NYTimes: DOE loan program has 'performed well'

Poor math skills may explain why the New York Times is apparently okay with green jobs that cost $5 million each — and check out our prescription for solar industry success.

In the wake of the Solyndra scandal, the Times editorialized this morning that,

The truth of the matter is that when judged by its diverse portfolio, the [Department of Energy] loan program appears, at least so far, to have performed well. The Solyndra investment represents less than 2 percent of nearly $40 billion in loan guarantees for about three dozen innovative projects. Some of them — advanced automobile battery projects, for instance — have provided thousands of much-needed jobs in Michigan and other recession-battered states.

But even the Washington Post has said that, not only does the green jobs dog not hunt, it shouldn’t be unleashed.

Even before the Post‘s editors learned that green jobs cost $5 million+ each, the Post editorialized,

[The government] just needs to limit its intervention [in green technology] to an earlier stage in the process: basic scientific research. This is a traditional public good — potentially useful to society but financially unattractive to the private sector. Leave the high-risk, high-reward business of manufacturing and selling specific energy technologies to the market…

… “green jobs” offer a dubious rationale for federal support of clean-energy technology.

Part of the Times‘ problem is that is lacks an understanding of basic math concepts.

The Times‘ wrote,

Recent studies suggest that, globally, renewable energy will grow faster than any other energy source in the coming decades.

So it’s true that if solar (about 1 percent of U.S. electricity generation) increases to 2 percent, that would be growth of 100%. But fossil fuels (already about 70 percent of U.S. electricity generation) have no such opportunity. By virtue of its smallness, solar almost can’t help but grow faster than alternatives, especially fossil fuels.

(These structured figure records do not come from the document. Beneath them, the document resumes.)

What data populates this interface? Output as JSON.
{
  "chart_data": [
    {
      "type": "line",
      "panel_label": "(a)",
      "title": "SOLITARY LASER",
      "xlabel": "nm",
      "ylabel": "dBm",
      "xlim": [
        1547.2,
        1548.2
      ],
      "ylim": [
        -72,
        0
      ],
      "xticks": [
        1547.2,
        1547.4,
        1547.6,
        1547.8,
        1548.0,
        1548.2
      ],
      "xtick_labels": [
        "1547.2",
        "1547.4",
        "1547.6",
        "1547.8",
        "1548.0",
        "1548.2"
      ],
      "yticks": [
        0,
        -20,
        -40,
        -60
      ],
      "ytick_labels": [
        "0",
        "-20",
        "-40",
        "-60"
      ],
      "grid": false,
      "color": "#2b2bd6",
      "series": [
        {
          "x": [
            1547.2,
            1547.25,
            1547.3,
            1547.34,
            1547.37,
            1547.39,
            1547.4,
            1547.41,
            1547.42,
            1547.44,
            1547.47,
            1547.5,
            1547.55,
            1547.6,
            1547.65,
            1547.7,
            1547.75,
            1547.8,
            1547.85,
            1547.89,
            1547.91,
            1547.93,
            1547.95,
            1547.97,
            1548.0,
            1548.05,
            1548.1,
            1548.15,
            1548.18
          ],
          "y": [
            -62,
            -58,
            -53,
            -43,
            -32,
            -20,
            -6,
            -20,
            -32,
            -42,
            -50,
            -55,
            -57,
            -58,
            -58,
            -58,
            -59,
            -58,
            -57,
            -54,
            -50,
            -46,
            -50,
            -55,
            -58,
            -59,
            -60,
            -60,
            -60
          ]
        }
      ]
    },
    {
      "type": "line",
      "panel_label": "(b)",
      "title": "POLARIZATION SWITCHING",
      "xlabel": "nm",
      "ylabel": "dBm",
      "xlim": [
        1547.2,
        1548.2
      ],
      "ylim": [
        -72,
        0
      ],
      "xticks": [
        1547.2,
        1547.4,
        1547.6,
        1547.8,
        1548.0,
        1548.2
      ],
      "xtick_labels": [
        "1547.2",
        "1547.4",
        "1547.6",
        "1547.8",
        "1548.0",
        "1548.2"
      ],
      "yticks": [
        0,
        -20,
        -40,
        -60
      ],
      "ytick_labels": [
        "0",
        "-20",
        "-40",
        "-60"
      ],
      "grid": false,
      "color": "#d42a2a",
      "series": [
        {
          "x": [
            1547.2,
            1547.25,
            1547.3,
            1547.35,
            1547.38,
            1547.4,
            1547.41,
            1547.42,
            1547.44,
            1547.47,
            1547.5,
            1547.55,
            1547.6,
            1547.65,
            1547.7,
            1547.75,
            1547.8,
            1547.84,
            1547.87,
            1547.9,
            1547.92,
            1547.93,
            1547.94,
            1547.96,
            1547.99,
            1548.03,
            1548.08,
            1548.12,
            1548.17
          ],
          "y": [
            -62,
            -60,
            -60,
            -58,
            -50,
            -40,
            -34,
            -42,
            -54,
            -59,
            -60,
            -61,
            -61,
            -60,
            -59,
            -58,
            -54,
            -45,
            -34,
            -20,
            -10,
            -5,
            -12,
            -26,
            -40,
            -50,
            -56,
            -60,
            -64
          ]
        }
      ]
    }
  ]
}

Moreover, solar is only growing to the extent that it’s purchasers have extra cash sloshing around or can abuse other people’s money (i.e., taxpayers). Both situations are coming to a rapid end.

If the solar industry wants to survive until its technology is competitive, robust economic growth — such that people feel wealthy enough to pay for overpriced electricity — will be required.

Solar dreamers and schemers would greatly increase the odds of that by dropping their support for President Obama like a used photon.

3 thoughts on “NYTimes: DOE loan program has 'performed well'”

  1. “If the solar industry wants to survive until its technology is competitive”
    It will only survive that long, if the Federal Government subsidies it forever.

  2. According to the Times editorial, then I can conclude that it is not enough for the government to both mandate and subsidize auto production raising the cost of transportation while also decreasing the utility available from those cost increases, the economic operation is still so flawed that it is necessary to subsidize the component industries as well. All in the name of $5 million jobs that disappear immediately if the government should ever stop wasting money on this. Capricious, fictitious, and malicious. As a cr*p sandwich, it’s super delicious.